The New York Times has finally caught on to what The Post has been saying for years: Homeless, mentally ill New Yorkers are a danger to themselves and others.
Too bad the “paper of record” can only circle back to the same old pre-ordained, progressive conclusions on the issue.
In damning detail, the Times did a deep dive into almost a hundred cases of violence committed by the homeless mentally ill under the city’s care.
Again and again, we see institutional breakdowns in communication and treatment that let menaces like Martial Simon slip in and out of institutions and treatment programs for years before graduating to murder, as Simon did in January 2022 when he brutally pushed Michelle Go beneath a subway train.

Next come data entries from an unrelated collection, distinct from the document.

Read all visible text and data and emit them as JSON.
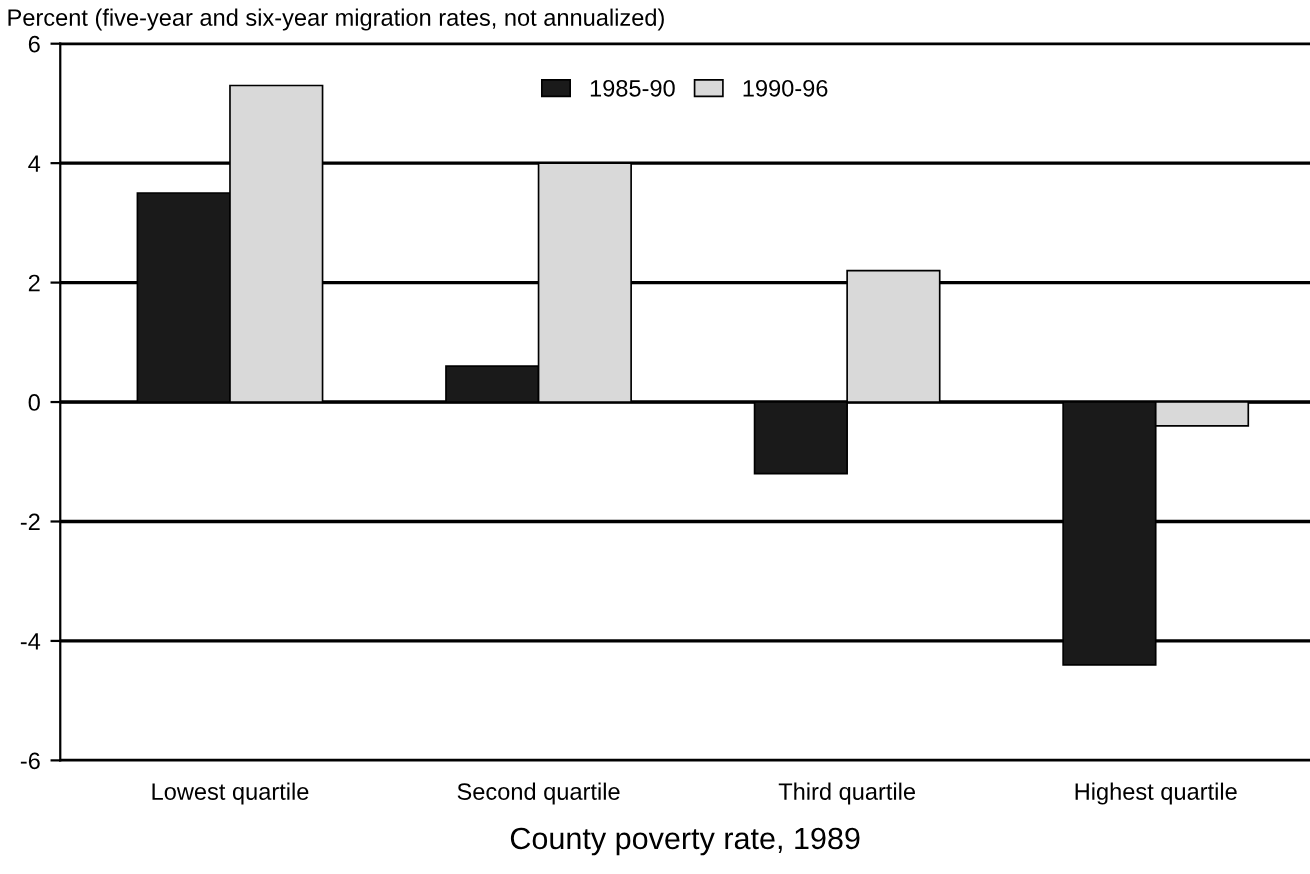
{
  "chart_data": {
    "type": "bar",
    "ylabel": "Percent (five-year and six-year migration rates, not annualized)",
    "xlabel": "County poverty rate, 1989",
    "categories": [
      "Lowest quartile",
      "Second quartile",
      "Third quartile",
      "Highest quartile"
    ],
    "series": [
      {
        "name": "1985-90",
        "color": "#1a1a1a",
        "values": [
          3.5,
          0.6,
          -1.2,
          -4.4
        ]
      },
      {
        "name": "1990-96",
        "color": "#d9d9d9",
        "values": [
          5.3,
          4.0,
          2.2,
          -0.4
        ]
      }
    ],
    "ylim": [
      -6,
      6
    ],
    "yticks": [
      -6,
      -4,
      -2,
      0,
      2,
      4,
      6
    ],
    "grid": "y",
    "legend": "top"
  }
}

Among many other examples, the Times piece cites :
- Marcus Gomez, a 45-year-old schizophrenic who attempted to murder his grandmother’s caregiver by stabbing her 37 times after being discharged from a hospital. Gomez put it bluntly to the cops: “My mind made me do it.”
- Jamar Newton, with a history of bipolar disorder, who cracked the skull of a random stranger with a hammer in the subway after having been booted from shelter to shelter to shelter as he grew ever more deranged and threatening.
- The delusional paranoid Trevon Murphy, who attacked three other homeless men with a knife in summer of 2022, killing one and seriously injuring the others.
These violent men are themselves tragic — the system did indeed, as the Times points out, fail them.
But the paper says precious little of the lasting damage they’ve caused; it rushed their victims and the families of their victims out of the narrative frame.
And it takes great effort to assure the public that most mentally ill people aren’t violent, and such attacks are “relatively rare.”
That’s bad enough. Worse still are the “takeaways” the Times proposes readers derive from the story.
Yes, the Gray Lady is now going to tell you exactly what conclusions you’re permitted to draw from its reporting.
Those boil down to: Everyone is at fault except the perpetrators.
Nothing about combating the general climate of public disorder — such as by enforcing farebeating rules in the subway.
No need to try to stem the flood of dangerous drugs Gotham is awash in.
Not a word about better, stronger laws (like Kendra’s Law) around involuntary commitment, or rebuilding our state psychiatric-hospital capacity.
Even when confronted with reams and reams of evidence that its own reporters uncovered, the Times can’t face basic facts about the city’s mental-health violence crisis.
Nor can the liberals who read it, or the pro-crime progressives who drive its coverage.
Until they do, the bloodshed will only continue.